1. The Skaldic Project and previous lexica poetica

This is not currently part of the peer-reviewed material of the project. Do not cite as a research publication.

Skaldic Poetry of the Scandinavian Middle Ages (The Skaldic Project or SkP), founded in 1997, is supported project no. 60 of the Union Académique Internationale, with funding provided by UK Arts & Humanities Research Council, Australian Research Council, Joint Committee of the Nordic Research Councils for Humanities, the National Endowment for the Humanities, Deutsche Forschungsgemeinschaft and other bodies. SkP is nearing completion: 75% is projected to be published or ready for publication by the time the project starts, with more than 80% available in the database for use by the lexicon project.

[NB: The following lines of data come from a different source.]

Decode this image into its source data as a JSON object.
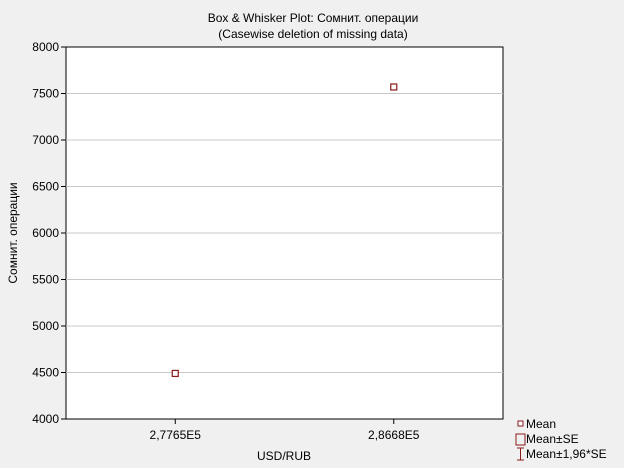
{
  "chart_data": {
    "type": "box",
    "title": "Box & Whisker Plot: Сомнит. операции",
    "subtitle": "(Casewise deletion of missing data)",
    "xlabel": "USD/RUB",
    "ylabel": "Сомнит. операции",
    "categories": [
      "2,7765E5",
      "2,8668E5"
    ],
    "series": [
      {
        "name": "Mean",
        "values": [
          4490,
          7570
        ]
      }
    ],
    "ylim": [
      4000,
      8000
    ],
    "yticks": [
      "4000",
      "4500",
      "5000",
      "5500",
      "6000",
      "6500",
      "7000",
      "7500",
      "8000"
    ],
    "grid": true,
    "legend_position": "bottom-right",
    "legend": [
      "Mean",
      "Mean±SE",
      "Mean±1,96*SE"
    ],
    "colors": {
      "marker": "#8b1a1a",
      "background": "#f0f0f0",
      "plot_background": "#ffffff",
      "grid": "#c8c8c8"
    }
  }
}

SkP was inspired by major problems with previous research, in particular Finnur Jónsson’s edition (1915-18) of the corpus of skaldic poetry (Skj) and the dictionary based on it (2nd ed. 1931). While Skj is a phenomenal work which has provided the foundation for almost a century of skaldic poetry studies, Finnur Jónsson used a heavy hand of intervention, with frequent and silent emendation. His dictionary based on this corpus is therefore founded on a body of material that does not accurately reflect the manuscript evidence. It includes a large number of words that only exist through editorial conjecture, and omits large numbers of words that are evidenced in the manuscript tradition, particularly as manuscript variants are ignored. This situation has left a significant gap in methodologies between the material evidence of the poetic lexicon and the resources to analyse it.

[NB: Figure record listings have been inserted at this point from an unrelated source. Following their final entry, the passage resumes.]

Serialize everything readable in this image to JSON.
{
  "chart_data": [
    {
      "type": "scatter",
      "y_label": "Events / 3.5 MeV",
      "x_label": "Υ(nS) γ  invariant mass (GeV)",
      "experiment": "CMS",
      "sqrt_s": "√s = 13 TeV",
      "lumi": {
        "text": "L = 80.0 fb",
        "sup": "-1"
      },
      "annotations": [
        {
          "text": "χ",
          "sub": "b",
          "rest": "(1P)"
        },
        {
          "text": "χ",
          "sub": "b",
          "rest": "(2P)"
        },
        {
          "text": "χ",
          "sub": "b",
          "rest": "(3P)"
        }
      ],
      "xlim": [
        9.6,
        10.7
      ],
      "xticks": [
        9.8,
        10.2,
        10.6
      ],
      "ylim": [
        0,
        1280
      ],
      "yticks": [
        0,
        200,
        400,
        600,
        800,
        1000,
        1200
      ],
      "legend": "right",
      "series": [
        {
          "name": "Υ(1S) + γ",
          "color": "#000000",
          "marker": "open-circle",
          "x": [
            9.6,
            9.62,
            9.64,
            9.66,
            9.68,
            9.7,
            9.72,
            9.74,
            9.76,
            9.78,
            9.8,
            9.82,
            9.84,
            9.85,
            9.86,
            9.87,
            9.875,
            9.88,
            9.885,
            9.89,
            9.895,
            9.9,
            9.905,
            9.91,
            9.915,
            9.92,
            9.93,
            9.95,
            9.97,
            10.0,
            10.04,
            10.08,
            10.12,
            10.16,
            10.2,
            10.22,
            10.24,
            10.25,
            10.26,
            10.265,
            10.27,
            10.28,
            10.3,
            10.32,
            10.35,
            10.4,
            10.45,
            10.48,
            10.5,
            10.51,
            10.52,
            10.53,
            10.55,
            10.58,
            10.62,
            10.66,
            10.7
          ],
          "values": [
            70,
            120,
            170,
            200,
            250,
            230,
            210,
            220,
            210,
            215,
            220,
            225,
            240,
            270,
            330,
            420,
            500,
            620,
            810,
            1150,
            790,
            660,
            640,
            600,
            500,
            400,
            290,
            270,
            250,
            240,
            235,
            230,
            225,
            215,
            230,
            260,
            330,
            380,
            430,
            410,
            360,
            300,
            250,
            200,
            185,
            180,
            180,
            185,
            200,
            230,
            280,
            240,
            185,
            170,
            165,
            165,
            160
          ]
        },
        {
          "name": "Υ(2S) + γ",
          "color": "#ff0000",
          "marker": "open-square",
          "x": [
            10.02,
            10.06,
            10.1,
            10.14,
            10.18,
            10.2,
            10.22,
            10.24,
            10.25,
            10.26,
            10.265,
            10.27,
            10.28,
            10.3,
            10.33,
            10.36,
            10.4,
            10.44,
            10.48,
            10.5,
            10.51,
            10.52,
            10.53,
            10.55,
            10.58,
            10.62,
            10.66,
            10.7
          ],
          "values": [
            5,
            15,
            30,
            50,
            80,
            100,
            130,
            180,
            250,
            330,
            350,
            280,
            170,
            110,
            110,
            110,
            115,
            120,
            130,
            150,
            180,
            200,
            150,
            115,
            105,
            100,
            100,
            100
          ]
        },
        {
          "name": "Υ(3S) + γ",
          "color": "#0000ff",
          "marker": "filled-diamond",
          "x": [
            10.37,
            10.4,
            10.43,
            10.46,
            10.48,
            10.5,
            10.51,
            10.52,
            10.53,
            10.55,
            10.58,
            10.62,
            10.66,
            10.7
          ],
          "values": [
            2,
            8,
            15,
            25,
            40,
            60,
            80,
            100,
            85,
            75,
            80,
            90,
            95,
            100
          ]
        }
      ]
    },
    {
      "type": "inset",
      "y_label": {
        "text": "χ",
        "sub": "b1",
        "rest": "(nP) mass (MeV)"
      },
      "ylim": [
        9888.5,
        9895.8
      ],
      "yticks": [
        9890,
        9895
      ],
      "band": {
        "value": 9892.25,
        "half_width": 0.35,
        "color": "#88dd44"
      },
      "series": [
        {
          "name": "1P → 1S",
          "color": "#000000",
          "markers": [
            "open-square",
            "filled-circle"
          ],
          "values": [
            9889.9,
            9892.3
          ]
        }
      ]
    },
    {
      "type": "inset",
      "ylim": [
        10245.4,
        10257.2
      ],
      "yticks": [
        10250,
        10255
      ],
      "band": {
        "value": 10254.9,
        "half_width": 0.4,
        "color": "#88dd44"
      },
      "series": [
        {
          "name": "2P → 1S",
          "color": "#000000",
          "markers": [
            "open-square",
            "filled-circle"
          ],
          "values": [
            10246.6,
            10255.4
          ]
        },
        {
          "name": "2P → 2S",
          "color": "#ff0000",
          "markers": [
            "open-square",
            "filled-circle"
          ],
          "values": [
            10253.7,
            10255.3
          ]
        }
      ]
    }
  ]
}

SkP provides the foundation for the current project because it will have reedited the entire corpus based on current philological and textual editing methodologies. The edition is in the form of a digital resource (abdn.ac.uk/skaldic) from which the printed volumes are exported. It links together the normalised, occasionally emended edition with variant readings, manuscripts, secondary literature, prose contexts and previous editions. It includes unnormalised transcriptions of the main manuscripts of the corpus and significant numbers of variant manuscripts. The new resource will be linked directly to these resources, enabling the lexicon to be understood in its complex contexts.

ONP, founded in 1939, is the current state of the art dictionary of Old Norse, covering the corpus of Old Norse prose. It is based at the Department of Nordic Research (Nordisk Forskningsinstitut) at the University of Copenhagen and is the main locus for the skills transfer part of this project. The poetic corpus was specifically excluded from ONP because of the lack of a reliable edition of this material, a lack, as I have pointed out, that has now been addressed by SkP.

ONP has a sophisticated database with a web interface that links the lexicon to the citation index and textual corpus. It uses reliable diplomatic editions and manuscript forms, but is reliant on those editions rather than the manuscripts themselves. This project will build on the lexicographic expertise of ONP and extend its methodologies to connect directly to the material evidence of the corpus.